SFA Semicon to be delisted after upcoming tender offer

Image by Merkado Barkada

SFA Semicon Philippines [SSP suspended] [link] was voluntarily suspended on Thursday ahead of news that its parent company, SFA Semicon Co. (“SFA Korea”), notified SSP of its intention to conduct a tender offer of SSP’s public float at P2.22/share and to delist the company from the PSE. The suspension will be lifted this morning (Tuesday). The tender offer price is 48% higher than its current market value, and is based on the PSE’s rules that require the tender offer price to be the highest of either the fairness opinion or the 1-year volume-weighted average price of the stock. SSP did not indicate SFA Korea’s proposed timeline for the tender offer or for the stock’s eventual delisting.  SSP is one of the country’s largest semiconductor companies and exporters out of the Clark Freeport Zone. SSP makes memory components and SD flash cards.
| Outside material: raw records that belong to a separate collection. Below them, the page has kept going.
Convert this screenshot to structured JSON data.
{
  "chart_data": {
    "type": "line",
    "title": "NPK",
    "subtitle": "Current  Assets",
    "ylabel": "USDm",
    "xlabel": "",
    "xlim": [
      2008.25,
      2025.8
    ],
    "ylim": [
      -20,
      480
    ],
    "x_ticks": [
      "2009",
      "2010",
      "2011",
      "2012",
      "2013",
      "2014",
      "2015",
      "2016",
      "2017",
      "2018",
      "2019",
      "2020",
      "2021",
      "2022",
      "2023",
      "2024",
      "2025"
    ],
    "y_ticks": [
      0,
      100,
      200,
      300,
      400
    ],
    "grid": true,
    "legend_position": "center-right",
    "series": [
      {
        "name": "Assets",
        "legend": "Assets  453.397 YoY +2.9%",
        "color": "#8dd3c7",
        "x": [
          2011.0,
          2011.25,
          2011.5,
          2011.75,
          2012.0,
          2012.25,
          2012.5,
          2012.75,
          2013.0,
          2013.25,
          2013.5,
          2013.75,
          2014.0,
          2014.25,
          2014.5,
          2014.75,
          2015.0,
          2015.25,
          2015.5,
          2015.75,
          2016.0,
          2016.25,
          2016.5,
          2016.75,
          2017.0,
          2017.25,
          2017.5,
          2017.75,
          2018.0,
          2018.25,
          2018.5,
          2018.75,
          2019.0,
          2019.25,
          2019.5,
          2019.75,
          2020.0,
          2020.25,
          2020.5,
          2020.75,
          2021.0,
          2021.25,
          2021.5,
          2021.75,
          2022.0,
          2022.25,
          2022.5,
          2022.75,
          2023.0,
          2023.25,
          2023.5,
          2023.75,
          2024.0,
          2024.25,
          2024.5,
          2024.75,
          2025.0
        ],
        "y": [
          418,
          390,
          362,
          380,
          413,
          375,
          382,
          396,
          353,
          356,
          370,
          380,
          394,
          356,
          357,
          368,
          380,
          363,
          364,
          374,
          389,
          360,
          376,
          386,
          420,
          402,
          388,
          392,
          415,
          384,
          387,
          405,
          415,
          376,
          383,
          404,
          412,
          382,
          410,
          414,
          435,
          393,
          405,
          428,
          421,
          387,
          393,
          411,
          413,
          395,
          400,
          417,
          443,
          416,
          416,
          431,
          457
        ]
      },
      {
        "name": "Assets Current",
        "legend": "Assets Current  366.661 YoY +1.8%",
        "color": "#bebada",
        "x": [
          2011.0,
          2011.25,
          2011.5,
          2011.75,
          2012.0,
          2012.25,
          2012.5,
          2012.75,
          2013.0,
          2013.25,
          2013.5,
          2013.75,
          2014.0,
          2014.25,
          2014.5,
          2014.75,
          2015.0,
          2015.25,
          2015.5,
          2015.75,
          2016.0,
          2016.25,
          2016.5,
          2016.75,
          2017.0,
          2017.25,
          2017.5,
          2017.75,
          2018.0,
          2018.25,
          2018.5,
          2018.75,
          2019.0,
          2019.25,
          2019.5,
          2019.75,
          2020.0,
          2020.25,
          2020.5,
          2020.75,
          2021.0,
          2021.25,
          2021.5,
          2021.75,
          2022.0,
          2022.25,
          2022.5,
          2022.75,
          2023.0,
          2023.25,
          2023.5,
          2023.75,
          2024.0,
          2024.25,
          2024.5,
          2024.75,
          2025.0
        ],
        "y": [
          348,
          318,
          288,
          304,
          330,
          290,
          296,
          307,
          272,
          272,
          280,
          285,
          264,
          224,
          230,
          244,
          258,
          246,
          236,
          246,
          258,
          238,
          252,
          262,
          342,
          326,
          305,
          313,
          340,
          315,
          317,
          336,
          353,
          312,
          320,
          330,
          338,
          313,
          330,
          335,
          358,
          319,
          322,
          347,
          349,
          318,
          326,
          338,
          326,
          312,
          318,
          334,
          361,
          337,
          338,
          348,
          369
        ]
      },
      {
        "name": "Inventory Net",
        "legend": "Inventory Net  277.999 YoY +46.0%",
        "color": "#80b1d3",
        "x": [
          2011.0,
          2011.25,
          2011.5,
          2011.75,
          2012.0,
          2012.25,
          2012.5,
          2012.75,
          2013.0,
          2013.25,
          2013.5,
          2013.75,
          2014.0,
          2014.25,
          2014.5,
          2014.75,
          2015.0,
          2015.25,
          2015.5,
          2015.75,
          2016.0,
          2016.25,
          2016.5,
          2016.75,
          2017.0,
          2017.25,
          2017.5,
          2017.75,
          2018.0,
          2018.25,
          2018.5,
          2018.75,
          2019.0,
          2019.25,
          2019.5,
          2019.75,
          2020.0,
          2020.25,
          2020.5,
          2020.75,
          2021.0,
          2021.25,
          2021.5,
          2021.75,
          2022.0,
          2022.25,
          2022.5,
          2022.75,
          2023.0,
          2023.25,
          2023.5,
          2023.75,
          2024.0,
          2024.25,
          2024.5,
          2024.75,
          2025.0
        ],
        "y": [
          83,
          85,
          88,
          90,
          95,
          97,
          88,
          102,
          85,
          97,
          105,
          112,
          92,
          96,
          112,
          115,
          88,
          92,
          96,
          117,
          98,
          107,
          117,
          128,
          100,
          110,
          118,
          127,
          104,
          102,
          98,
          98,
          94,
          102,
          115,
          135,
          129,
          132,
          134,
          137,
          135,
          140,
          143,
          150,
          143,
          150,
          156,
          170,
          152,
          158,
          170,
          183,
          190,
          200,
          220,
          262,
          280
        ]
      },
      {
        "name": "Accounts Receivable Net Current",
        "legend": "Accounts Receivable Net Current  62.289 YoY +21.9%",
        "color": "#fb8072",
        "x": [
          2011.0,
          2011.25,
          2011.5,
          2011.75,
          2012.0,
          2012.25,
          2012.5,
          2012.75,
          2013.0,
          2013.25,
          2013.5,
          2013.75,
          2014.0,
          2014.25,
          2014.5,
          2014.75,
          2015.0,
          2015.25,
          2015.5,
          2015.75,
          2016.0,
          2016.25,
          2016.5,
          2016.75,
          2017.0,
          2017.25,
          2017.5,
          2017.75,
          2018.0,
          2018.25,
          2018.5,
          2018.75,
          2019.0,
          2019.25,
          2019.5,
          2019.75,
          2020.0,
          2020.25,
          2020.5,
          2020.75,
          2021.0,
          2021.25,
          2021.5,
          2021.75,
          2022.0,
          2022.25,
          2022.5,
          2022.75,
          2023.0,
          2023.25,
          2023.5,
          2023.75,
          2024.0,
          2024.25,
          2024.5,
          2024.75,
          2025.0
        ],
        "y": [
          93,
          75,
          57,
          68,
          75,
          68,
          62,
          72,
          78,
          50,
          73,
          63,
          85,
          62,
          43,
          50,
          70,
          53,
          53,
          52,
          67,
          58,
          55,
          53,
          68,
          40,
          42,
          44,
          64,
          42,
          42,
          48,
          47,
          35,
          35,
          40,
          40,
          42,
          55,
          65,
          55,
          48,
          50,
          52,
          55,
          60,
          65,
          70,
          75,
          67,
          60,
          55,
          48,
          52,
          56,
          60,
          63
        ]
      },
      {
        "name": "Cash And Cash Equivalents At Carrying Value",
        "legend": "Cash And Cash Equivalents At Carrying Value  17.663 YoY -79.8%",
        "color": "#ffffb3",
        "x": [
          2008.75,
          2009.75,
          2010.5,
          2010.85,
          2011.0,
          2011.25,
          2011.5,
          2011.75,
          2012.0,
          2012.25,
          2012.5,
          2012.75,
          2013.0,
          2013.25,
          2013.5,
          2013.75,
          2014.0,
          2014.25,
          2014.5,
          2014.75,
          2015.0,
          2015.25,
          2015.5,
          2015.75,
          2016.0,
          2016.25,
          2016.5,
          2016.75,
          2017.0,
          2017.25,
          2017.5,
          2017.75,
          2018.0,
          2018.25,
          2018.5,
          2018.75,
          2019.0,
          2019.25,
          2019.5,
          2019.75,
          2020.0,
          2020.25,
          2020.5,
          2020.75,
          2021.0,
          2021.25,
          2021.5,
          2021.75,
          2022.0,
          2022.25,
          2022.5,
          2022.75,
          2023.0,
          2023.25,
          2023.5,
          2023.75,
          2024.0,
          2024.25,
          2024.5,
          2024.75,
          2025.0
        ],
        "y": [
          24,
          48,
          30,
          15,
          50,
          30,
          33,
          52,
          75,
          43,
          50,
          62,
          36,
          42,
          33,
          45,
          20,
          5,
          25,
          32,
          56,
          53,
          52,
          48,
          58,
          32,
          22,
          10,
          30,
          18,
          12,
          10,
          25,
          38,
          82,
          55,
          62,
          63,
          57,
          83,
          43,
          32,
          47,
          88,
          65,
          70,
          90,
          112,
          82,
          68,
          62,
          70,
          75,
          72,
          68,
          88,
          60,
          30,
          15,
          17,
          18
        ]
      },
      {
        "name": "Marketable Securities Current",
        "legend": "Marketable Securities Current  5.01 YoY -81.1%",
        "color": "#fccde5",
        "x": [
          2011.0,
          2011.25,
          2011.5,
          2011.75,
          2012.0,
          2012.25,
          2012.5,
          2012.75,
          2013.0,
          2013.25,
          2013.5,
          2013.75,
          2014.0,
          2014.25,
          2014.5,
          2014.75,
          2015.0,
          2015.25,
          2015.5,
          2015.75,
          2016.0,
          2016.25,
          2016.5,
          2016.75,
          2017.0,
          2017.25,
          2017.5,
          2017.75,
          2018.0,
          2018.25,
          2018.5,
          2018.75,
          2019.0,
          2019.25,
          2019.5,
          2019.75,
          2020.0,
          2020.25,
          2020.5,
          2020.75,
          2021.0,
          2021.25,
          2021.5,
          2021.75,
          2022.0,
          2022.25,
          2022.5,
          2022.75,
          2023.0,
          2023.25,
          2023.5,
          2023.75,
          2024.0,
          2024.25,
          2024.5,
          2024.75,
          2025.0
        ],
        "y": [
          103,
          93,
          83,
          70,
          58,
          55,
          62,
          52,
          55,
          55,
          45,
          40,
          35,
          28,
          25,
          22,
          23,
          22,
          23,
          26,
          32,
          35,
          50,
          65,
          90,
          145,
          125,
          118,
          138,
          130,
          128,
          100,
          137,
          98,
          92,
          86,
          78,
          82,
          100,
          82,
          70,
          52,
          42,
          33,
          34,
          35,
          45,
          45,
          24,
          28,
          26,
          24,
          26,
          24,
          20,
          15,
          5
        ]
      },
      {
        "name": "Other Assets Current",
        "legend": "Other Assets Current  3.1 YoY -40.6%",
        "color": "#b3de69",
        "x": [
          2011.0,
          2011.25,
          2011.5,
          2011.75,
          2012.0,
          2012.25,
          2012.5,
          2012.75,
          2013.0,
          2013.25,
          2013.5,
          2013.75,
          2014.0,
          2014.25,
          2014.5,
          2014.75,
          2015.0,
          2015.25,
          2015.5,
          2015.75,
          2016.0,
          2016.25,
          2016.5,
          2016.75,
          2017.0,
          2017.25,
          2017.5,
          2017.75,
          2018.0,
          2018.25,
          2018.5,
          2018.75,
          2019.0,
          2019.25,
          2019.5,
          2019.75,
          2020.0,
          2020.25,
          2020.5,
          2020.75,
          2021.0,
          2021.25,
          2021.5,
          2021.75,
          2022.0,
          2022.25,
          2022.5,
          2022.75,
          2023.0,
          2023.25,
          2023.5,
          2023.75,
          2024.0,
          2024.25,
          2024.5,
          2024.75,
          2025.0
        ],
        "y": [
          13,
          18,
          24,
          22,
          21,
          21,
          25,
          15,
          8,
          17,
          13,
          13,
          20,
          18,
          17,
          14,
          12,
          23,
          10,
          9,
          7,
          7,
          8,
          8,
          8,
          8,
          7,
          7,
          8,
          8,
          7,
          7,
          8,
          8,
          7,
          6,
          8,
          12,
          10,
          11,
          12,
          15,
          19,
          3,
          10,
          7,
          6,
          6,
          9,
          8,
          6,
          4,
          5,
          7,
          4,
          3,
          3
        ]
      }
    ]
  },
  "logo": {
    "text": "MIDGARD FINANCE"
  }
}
MB bottom-line:  This one caught me by surprise in part because there was no suspicious panic buying of the stock in the days and hours before the voluntary suspension. Looking back, however, I probably should have seen the writing on the wall in mid-2022 when the management team kicked off a P130 million share buyback program, and then extended this program two more times (in August 2023 and January 2024) which led to SSP to eventually spend P222 million buying back ~120 million shares as of the end of February 2024. This pushed SSP’s public float down to 10.01%, just barely above the PSE minimum. It was also a great trick by SFA Korea to use SSP shareholder cash to reduce how much it would have to pay in the eventual tender offer. As of today, SFA Korea would only need to pay P454 million to buy the entirety of the public float. Without the buyback (and assuming the same price) it would need to pay P721 million to clear the public float. I think it would be a fun exercise to try and guess to what degree SSP’s buyback program artificially inflated SSP’s stock price through the previous year's period relevant to this tender offer. The stock price was in the P1.00 to P1.20 range before the first buyback was announced, and it could have cleared the larger public float at that price with the same amount of cash as it’s using now to clear the smaller (more expensive) float. Let’s see how the stock reacts today. I expect the stock to rise to within 5% of the P2.22/share tender offer price to represent a slight chance that the tender offer may not be successful.